Berita  

Ungkit Pernyataan Lama Prabowo: Cuci Otak Asing dan Tata Kehidupan Moral

Ungkit Pernyataan Lama Prabowo, Ferdinand Soroti Soal “Cuci Otak” Asing dan Moral Pejabat

Politisi PDI Perjuangan Ferdinand Hutahaean kembali menyorot pernyataan Presiden Prabowo Subianto yang pernah berbicara soal brain wash atau “cuci otak” dari pihak asing. Menurut Ferdinand, pernyataan itu menarik karena berkelindan dengan persoalan yang ia anggap jauh lebih mendasar: kualitas moral para pejabat di Indonesia.

Ferdinand: Indonesia Tak Kekurangan Sumber Daya, tapi Terhambat Perilaku

Dalam pandangannya, Indonesia sejatinya bukan negara miskin jika dilihat dari kekayaan alam. Air, tanah, dan berbagai sumber daya lain tersedia melimpah. Namun, ia menilai kondisi itu tidak otomatis membuat bangsa ini kuat, sebab masih ada masalah besar pada perilaku para pejabat yang justru memperburuk keadaan.

Ferdinand menekankan bahwa persoalan utama bukan hanya soal kemampuan membangun negara, melainkan soal bagaimana para pengambil kebijakan menjaga integritas dan etika dalam menjalankan jabatan.

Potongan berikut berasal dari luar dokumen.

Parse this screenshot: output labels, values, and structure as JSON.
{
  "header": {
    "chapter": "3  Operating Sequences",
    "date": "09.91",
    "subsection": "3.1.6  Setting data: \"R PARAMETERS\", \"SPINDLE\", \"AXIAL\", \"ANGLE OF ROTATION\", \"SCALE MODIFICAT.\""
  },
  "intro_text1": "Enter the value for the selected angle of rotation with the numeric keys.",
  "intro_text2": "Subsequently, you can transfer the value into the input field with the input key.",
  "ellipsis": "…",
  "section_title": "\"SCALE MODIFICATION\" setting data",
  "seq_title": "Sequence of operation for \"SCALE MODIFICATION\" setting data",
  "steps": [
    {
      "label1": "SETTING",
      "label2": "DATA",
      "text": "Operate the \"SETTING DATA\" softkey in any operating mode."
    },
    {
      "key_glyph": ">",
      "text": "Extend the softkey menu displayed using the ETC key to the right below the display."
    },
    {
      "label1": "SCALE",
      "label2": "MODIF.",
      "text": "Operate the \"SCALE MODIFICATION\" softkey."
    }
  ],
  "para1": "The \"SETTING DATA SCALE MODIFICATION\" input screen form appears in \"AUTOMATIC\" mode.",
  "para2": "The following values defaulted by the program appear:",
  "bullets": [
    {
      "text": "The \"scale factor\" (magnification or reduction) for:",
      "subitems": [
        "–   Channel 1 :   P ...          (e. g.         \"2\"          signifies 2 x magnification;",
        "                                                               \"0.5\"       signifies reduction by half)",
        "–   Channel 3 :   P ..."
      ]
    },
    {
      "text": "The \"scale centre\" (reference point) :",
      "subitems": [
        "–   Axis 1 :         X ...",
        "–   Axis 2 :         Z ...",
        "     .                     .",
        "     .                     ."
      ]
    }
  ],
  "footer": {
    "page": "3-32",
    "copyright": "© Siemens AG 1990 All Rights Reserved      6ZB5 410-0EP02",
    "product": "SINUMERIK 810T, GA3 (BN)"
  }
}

Di titik inilah, menurut dia, moralitas menjadi ukuran penting yang kerap diabaikan.

Prabowo Singgung Kemampuan Indonesia Bangun IKN

Sebelumnya, Prabowo Subianto menyampaikan pandangannya bahwa Indonesia sebenarnya memiliki kemampuan untuk membangun dan mengelola Ibu Kota Nusantara atau IKN. Pernyataan itu ia lontarkan sebagai respons terhadap keraguan bahwa Indonesia tidak sanggup mengerjakan proyek sebesar itu.

Dalam pemaparannya pada acara Persatuan Wartawan Indonesia, Prabowo juga menyinggung istilah inferiority complex, yakni kondisi ketika seseorang merasa lebih rendah dibanding orang lain. Istilah itu ia kaitkan dengan cara pandang yang kerap membuat bangsa sendiri ragu atas kemampuannya.

Perdebatan Lama tentang Mentalitas dan Kepemimpinan

Unggahan ulang atau pengingatan kembali terhadap pernyataan lama Prabowo ini memperlihatkan bahwa isu mentalitas, rasa percaya diri, dan kualitas kepemimpinan masih menjadi perdebatan yang terus berulang dalam ruang politik nasional. Di satu sisi, ada dorongan untuk membangun keyakinan bahwa Indonesia mampu berdiri di atas kekuatannya sendiri. Di sisi lain, kritik terhadap moral pejabat tetap menjadi catatan yang tak bisa diabaikan.

Artikel ini disusun ulang berdasarkan informasi dari sumber yang telah dipublikasikan sebelumnya.